- Hebrew: חייל הלילה
- Directed by: Dan Wolman
- Written by: Dan Wolman
- Produced by: Dan Wolman
- Starring: Yehuda Efroni Iris Kanner Yftach Katzur Hillel Ne'eman Sari Raz Ze'ev Shimshoni Galina Swidansky
- Cinematography: Charley Shitrit Yossi Wein
- Edited by: Shosh Wolman
- Music by: Alex Cagan
- Production companies: Cannon Wagner-Hallig Film
- Distributed by: Cannon Film Distributors (International
- Release date: 1 June 1984 (Jerusalem Film Festival);
- Running time: 86 minutes
- Country: Israel
- Language: Hebrew

= Night Soldier =

Israeli horror film

Night Soldier (חייל הלילה, also known as Soldier of the Night) is a 1984 Israeli horror film, with elements of film noir. It was written, produced and directed by Dan Wolman, starring Ze'ev Shimshoni and Iris Kaner.

The low budget film was produced independently, with the help of students taught by Wolman in the film department at Tel Aviv University. The shooting had been conducted over a long period of time, with large breaks during them

The film is considered groundbreaking by critics and scholars. Genre films had been very rare in the Israeli cinema of the 20th century, all the more so horror films. Furthermore, the portrayal of a crazy violent Israeli man in IDF uniforms is widely perceived as revolutionary and subversive.

== Plot ==
The film begins as a group of soldiers gathered around a campfire are horrified when one of their own is brutally murdered after stepping away briefly. The horror of the scene escalates as they discover the soldier's lifeless body, bearing multiple stab wounds.

Zeev Barkai, a young man, was rejected by the army because of a health problem. Zeev is haunted by his unfulfilled dreams of military service. He is burdened by the expectations of his combatant father, a commanding officer.
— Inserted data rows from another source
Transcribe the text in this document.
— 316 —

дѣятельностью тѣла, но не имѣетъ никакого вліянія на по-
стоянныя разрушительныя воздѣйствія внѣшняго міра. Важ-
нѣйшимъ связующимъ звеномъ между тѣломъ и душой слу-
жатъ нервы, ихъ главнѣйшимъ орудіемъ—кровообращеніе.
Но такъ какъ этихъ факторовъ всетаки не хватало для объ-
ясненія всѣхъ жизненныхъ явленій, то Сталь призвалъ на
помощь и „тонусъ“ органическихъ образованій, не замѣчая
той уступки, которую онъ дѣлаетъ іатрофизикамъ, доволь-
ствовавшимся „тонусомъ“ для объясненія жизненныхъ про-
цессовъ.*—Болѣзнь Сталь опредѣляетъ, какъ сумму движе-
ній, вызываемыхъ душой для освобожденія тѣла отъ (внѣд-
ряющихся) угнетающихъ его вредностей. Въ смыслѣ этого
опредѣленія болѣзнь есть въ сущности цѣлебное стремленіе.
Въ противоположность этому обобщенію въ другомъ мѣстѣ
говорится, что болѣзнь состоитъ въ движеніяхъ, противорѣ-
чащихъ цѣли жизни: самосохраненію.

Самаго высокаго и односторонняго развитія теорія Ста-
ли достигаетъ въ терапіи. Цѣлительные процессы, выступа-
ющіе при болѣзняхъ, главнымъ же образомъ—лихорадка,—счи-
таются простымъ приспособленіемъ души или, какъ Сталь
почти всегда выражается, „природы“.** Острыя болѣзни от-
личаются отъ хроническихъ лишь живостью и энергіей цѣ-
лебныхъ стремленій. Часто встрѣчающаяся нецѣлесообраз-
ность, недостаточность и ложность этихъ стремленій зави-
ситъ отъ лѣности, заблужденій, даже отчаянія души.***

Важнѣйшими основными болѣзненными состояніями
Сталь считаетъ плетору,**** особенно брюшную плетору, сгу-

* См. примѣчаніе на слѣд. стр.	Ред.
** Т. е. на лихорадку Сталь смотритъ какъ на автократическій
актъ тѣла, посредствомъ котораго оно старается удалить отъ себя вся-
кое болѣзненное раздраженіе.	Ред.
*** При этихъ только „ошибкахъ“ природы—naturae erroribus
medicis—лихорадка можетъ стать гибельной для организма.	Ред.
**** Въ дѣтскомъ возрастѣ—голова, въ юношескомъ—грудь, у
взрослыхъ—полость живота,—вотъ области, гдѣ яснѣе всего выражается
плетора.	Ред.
He hangs out in a bar-restaurant and watches as a TV announcer reports on a series of unsolved soldier murders, including the recent one.

Iris, a university student and waitress, unwittingly becomes entangled with Zeev, whose obsession with her turns violent. As Iris learns about Zeev's dark secrets, including his fabricated military service and involvement in the soldier murders.

In the end, Zeev opens fire on a group of soldiers, becomes captured, and takes his own life.

== Reception ==
Upon its release, the film received mixed reviews, and did not perform well at the box office.

Gidi Orsher wrote in Haaretz that "the Israeli reality is a fruitful ground for films which aim to expose it and its dangers" and noted that the film "attempts to do so with a story that follows closely the popular foreign horror films".

In Ha'ir, Nachman Ingber called the film: "A brilliant cinematic achievement, a feast for the eyes". He described it as "Natural, fluid, precise cinema", but criticized the lack of a proper script. Nevertheless, Ingber summarized his review by saying "this is one of the best Israeli films of recent times".

In Al HaMishmar, Danny Warth wrote that the film proclaims to be a response to "aggressiveness, militancy, conformism, and the pressures that society puts on the individual, and above all, to comment on aggression as an act and a background for deep insecurity", but does not do enough to develop these issues. He compared Zeev's character to Dr Jekyll and Mr Hyde, "a convention which has been used in many horror films"

In later years, Israeli film scholars argued that the film has great importance, and praised its originality and boldness.